Looking back at the market over the course of the past few weeks we have seen the following: A fervent rally in equities, a rally in precious metals, a rally in bonds (interest rates lower), and a sell off in the dollar. Looking at this landscape from 30,000 feet, I say to myself, "one is not like the other, and something has to give". In my opinion it will be equities that lose in the end, as Adam Smith's "invisible hand" will eventually bring them back in sync with the current dynamics of the market.
Currently the E-mini S&P 500 future for December delivery sits at 1762, up three points on the day, and more than 100 points higher than the lows experienced in the contract during the height of the debt negotiations on Capitol Hill.
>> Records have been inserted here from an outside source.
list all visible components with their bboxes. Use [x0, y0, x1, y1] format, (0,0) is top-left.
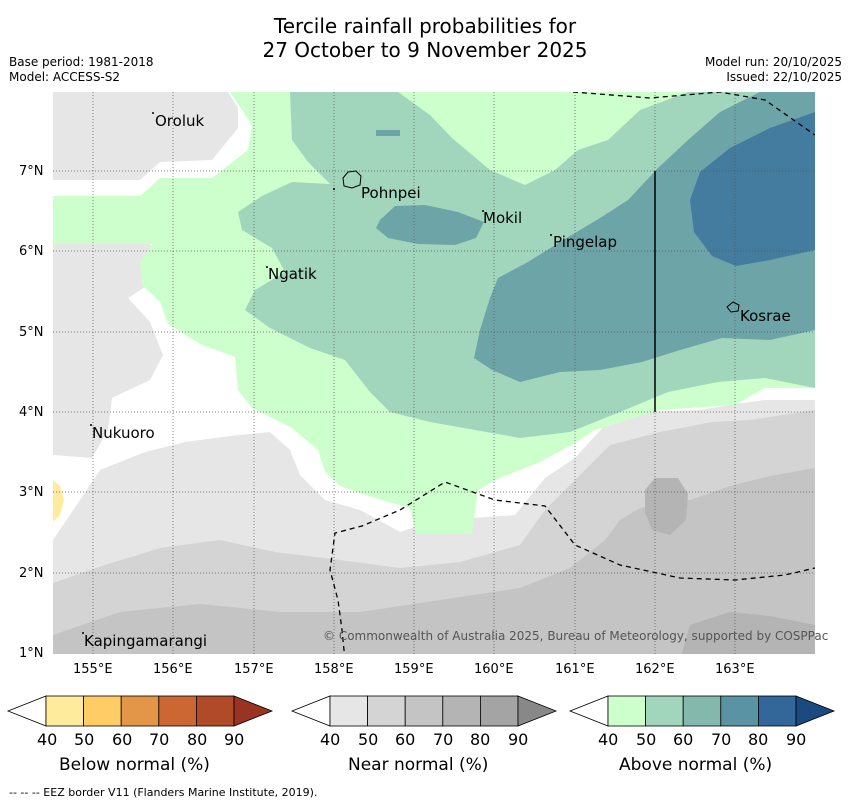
- lon-tick-162e: 162°E: [635, 662, 675, 677]
- place-label-oroluk: Oroluk: [155, 112, 205, 130]
- above-normal-60-patch: [376, 205, 484, 245]
- cb-above-tick-70: 70: [711, 730, 732, 749]
- lat-tick-3n: 3°N: [19, 485, 44, 500]
- legend-colorbars: [6, 695, 836, 727]
- below-normal-40-patch: [53, 480, 64, 522]
- cb-below-tick-90: 90: [224, 730, 245, 749]
- place-label-pingelap: Pingelap: [553, 233, 618, 251]
- near-colorbar-max-arrow: [517, 695, 558, 727]
- below-colorbar-segment: [83, 695, 122, 727]
- base-period: Base period: 1981-2018: [9, 55, 154, 69]
- near-colorbar-min-arrow: [290, 695, 331, 727]
- near-normal-70-south: [681, 612, 815, 654]
- cb-below-tick-40: 40: [37, 730, 58, 749]
- label-near-normal: Near normal (%): [348, 755, 489, 775]
- near-colorbar-segment: [404, 695, 444, 727]
- below-colorbar-segment: [45, 695, 84, 727]
- lon-tick-157e: 157°E: [234, 662, 274, 677]
- lon-tick-163e: 163°E: [715, 662, 755, 677]
- lon-tick-159e: 159°E: [394, 662, 434, 677]
- lat-tick-7n: 7°N: [19, 164, 44, 179]
- cb-above-tick-80: 80: [748, 730, 769, 749]
- near-normal-60-southeast: [53, 468, 815, 654]
- near-colorbar-segment: [329, 695, 368, 727]
- below-colorbar-segment: [120, 695, 160, 727]
- lon-tick-155e: 155°E: [73, 662, 113, 677]
- cb-near-tick-40: 40: [320, 730, 341, 749]
- cb-below-tick-60: 60: [112, 730, 133, 749]
- place-label-mokil: Mokil: [483, 209, 523, 227]
- model-run: Model run: 20/10/2025: [704, 55, 842, 69]
- above-normal-70: [690, 112, 815, 266]
- above-colorbar-segment: [682, 695, 722, 727]
- near-colorbar-segment: [367, 695, 406, 727]
- lat-tick-4n: 4°N: [19, 405, 44, 420]
- near-colorbar-segment: [479, 695, 519, 727]
- eez-border: [329, 92, 815, 654]
- above-colorbar-segment: [758, 695, 797, 727]
- cb-near-tick-70: 70: [433, 730, 454, 749]
- lon-tick-161e: 161°E: [555, 662, 595, 677]
- place-label-kosrae: Kosrae: [740, 307, 791, 325]
- near-normal-40-top-left: [53, 92, 238, 180]
- near-normal-40-left: [53, 244, 163, 458]
- cb-above-tick-40: 40: [598, 730, 619, 749]
- cb-below-tick-80: 80: [187, 730, 208, 749]
- lat-tick-5n: 5°N: [19, 325, 44, 340]
- lat-tick-2n: 2°N: [19, 566, 44, 581]
- below-colorbar-max-arrow: [233, 695, 274, 727]
- lat-tick-1n: 1°N: [19, 646, 44, 661]
- below-colorbar-segment: [195, 695, 235, 727]
- colorbar-above-normal: [568, 695, 836, 727]
- label-below-normal: Below normal (%): [59, 755, 210, 775]
- cb-above-tick-50: 50: [636, 730, 657, 749]
- place-label-nukuoro: Nukuoro: [92, 424, 155, 442]
- above-colorbar-segment: [720, 695, 759, 727]
- label-above-normal: Above normal (%): [619, 755, 773, 775]
- cb-near-tick-80: 80: [470, 730, 491, 749]
- near-colorbar-segment: [442, 695, 481, 727]
- kosrae-island-outline: [726, 301, 740, 313]
- colorbar-near-normal: [290, 695, 558, 727]
- above-colorbar-max-arrow: [795, 695, 836, 727]
- cb-near-tick-90: 90: [508, 730, 529, 749]
- title-line-2: 27 October to 9 November 2025: [262, 38, 588, 62]
- cb-near-tick-50: 50: [358, 730, 379, 749]
- cb-below-tick-70: 70: [149, 730, 170, 749]
- issued-date: Issued: 22/10/2025: [726, 70, 842, 84]
- above-colorbar-segment: [607, 695, 646, 727]
- lat-tick-6n: 6°N: [19, 244, 44, 259]
- place-label-kapingamarangi: Kapingamarangi: [84, 632, 208, 650]
- lon-tick-160e: 160°E: [474, 662, 514, 677]
- colorbar-below-normal: [6, 695, 274, 727]
- above-normal-60-small: [376, 130, 400, 136]
- place-label-ngatik: Ngatik: [268, 265, 317, 283]
- model-name: Model: ACCESS-S2: [9, 70, 121, 84]
- above-colorbar-min-arrow: [568, 695, 609, 727]
- cb-above-tick-60: 60: [673, 730, 694, 749]
- title-line-1: Tercile rainfall probabilities for: [273, 14, 577, 38]
- lon-tick-156e: 156°E: [153, 662, 193, 677]
- place-label-pohnpei: Pohnpei: [361, 184, 421, 202]
- island-markers: [82, 112, 552, 634]
- below-colorbar-min-arrow: [6, 695, 47, 727]
- lon-tick-158e: 158°E: [314, 662, 354, 677]
- cb-below-tick-50: 50: [74, 730, 95, 749]
- pohnpei-island-outline: [342, 170, 362, 189]
- below-colorbar-segment: [158, 695, 197, 727]
- cb-above-tick-90: 90: [786, 730, 807, 749]
- eez-border-note: -- -- -- EEZ border V11 (Flanders Marine…: [9, 786, 318, 799]
- above-colorbar-segment: [645, 695, 684, 727]
- map-copyright: © Commonwealth of Australia 2025, Bureau…: [323, 629, 829, 643]
- cb-near-tick-60: 60: [395, 730, 416, 749]
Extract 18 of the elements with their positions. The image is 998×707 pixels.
This rally has come on the heels of weak economic data, such as the September jobs report and consumer confidence, as well as an earnings season that has thus far been fairly strong, however followed by downbeat language for Q4 projections.
I tend to believe that the negative Q4 outlook by corporate America is the key takeaway this earnings season, as it implies a cloud of uncertainty remains at the forefront of the minds of those who ultimately drive our economy. This uncertainty revolves around the pending debt negotiations that we will once again come face to face with in early 2014, the uncertainty around when the Federal Reserve will scale back its quantitative easing program and general uncertainty around our ability as a country to escape this anemic sub 2% growth cycle that we are in. With such doubts, it is unlikely that we see many companies looking to significantly ramp up operations in the final three months of the year.
Having said that, our trading desk remains extremely cautious with the broader market. Probably more so than we have been at any other point in time during this run-up in the S&P since 2009. While Q3 earnings have been an upside surprise, it is my belief that this market is less concerned with fundamentals and remains infatuated with the easy money policies of the Fed. While this has created a nice wave to ride, corporate America is pointing to an uncertain future. And uncertainty never bodes well for the broader market.